PPOs in a network called the Foundations for Medical Care (FMCs), which operates under the umbrella PPO California Foundation for Medical Care (CFMC), are related to county medical societies chartered by the California Medical Association (CMA). As is typical, these PPOs get physicians to agree to accept discounted payments, and then sell these discounts to their clients.
There is evidence that some medical societies or their affiliated foundations receive “access fees” based on the amount of money not paid to physicians, Hansen states.
This situation, Hansen writes, may be akin to the hypothetical situation in which a baseball hero lets an agent who is a baseball Hall-of-Famer negotiate his contract with the ball club. Unbeknownst to the player, the agent’s finder’s fee is higher when the negotiated payment is lower. But the player never suspects that the agent would act contrary to the interest of a fellow baseball star.

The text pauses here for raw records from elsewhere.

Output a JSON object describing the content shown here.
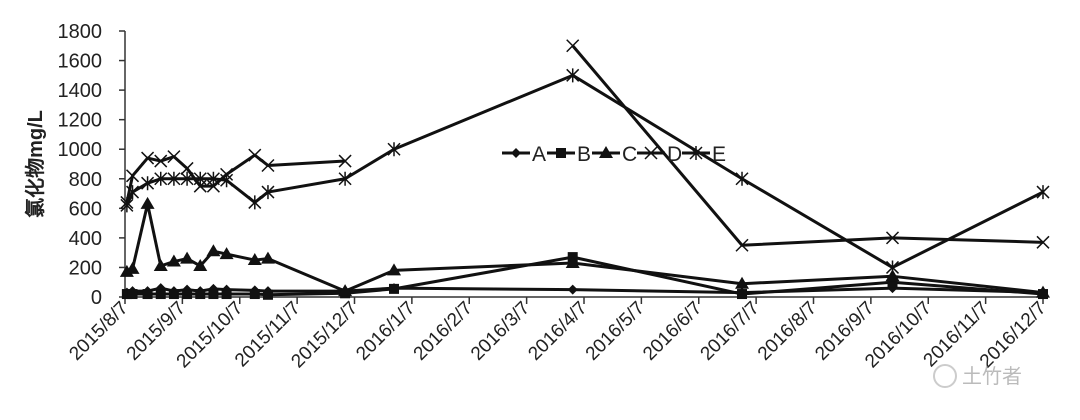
{
  "chart_data": {
    "type": "line",
    "title": "",
    "xlabel": "",
    "ylabel": "氯化物mg/L",
    "ylim": [
      0,
      1800
    ],
    "yticks": [
      0,
      200,
      400,
      600,
      800,
      1000,
      1200,
      1400,
      1600,
      1800
    ],
    "xlim": [
      "2015-08-07",
      "2016-12-07"
    ],
    "xticks": [
      "2015/8/7",
      "2015/9/7",
      "2015/10/7",
      "2015/11/7",
      "2015/12/7",
      "2016/1/7",
      "2016/2/7",
      "2016/3/7",
      "2016/4/7",
      "2016/5/7",
      "2016/6/7",
      "2016/7/7",
      "2016/8/7",
      "2016/9/7",
      "2016/10/7",
      "2016/11/7",
      "2016/12/7"
    ],
    "grid": false,
    "legend_position": "center",
    "x": [
      "2015-08-08",
      "2015-08-11",
      "2015-08-19",
      "2015-08-26",
      "2015-09-02",
      "2015-09-09",
      "2015-09-16",
      "2015-09-23",
      "2015-09-30",
      "2015-10-15",
      "2015-10-22",
      "2015-12-02",
      "2015-12-28",
      "2016-04-01",
      "2016-06-30",
      "2016-09-18",
      "2016-12-07"
    ],
    "series": [
      {
        "name": "A",
        "marker": "diamond",
        "values": [
          30,
          40,
          40,
          60,
          40,
          50,
          40,
          55,
          50,
          45,
          40,
          40,
          60,
          50,
          30,
          60,
          30
        ]
      },
      {
        "name": "B",
        "marker": "square",
        "values": [
          20,
          20,
          20,
          20,
          20,
          20,
          20,
          20,
          20,
          20,
          15,
          25,
          55,
          270,
          20,
          100,
          20
        ]
      },
      {
        "name": "C",
        "marker": "triangle",
        "values": [
          170,
          190,
          630,
          210,
          240,
          260,
          210,
          310,
          290,
          250,
          260,
          40,
          180,
          230,
          90,
          140,
          30
        ]
      },
      {
        "name": "D",
        "marker": "x",
        "values": [
          640,
          820,
          940,
          920,
          950,
          870,
          750,
          750,
          830,
          960,
          890,
          920,
          null,
          1700,
          350,
          400,
          370
        ]
      },
      {
        "name": "E",
        "marker": "asterisk",
        "values": [
          620,
          710,
          770,
          800,
          800,
          800,
          800,
          800,
          790,
          640,
          710,
          800,
          1000,
          1500,
          800,
          200,
          710
        ]
      }
    ],
    "line_color": "#111111"
  },
  "watermark": {
    "text": "土竹者"
  }
}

CFMC’s own website advertises an average 36% “savings” (non-payments) to primary care physicians for inpatient services, and an average 32% “savings” (non-payments) to specialists for outpatient services. A 6% access fee would bring in $1 million from just one of CFMC/FMCs’ many clients, Hansen calculates.
Explanations of benefits typically do not report access fees, medical reviews, and other processing fees to physicians or to consumers. There is no way to follow the money, Hansen notes. But many county medical societies still make a huge non-dues revenue stream out of their foundations,
Physicians may spend many hours of uncompensated time battling with PPOs to get patients the care that they need. Many physicians—and consumers—might be shocked to learn that insurers can buy “Dr. No” medical “necessity” reviews from a company related to a county medical association.
Hansen asks whether organized medicine should be in the PPO business, and whether any part of organized medicine that runs a PPO should receive any more trust or respect from practicing physicians than other insurance middlemen.
The Journal is an official publication of the Association of American Physicians and Surgeons (AAPS), a national organization representing physicians in all specialties.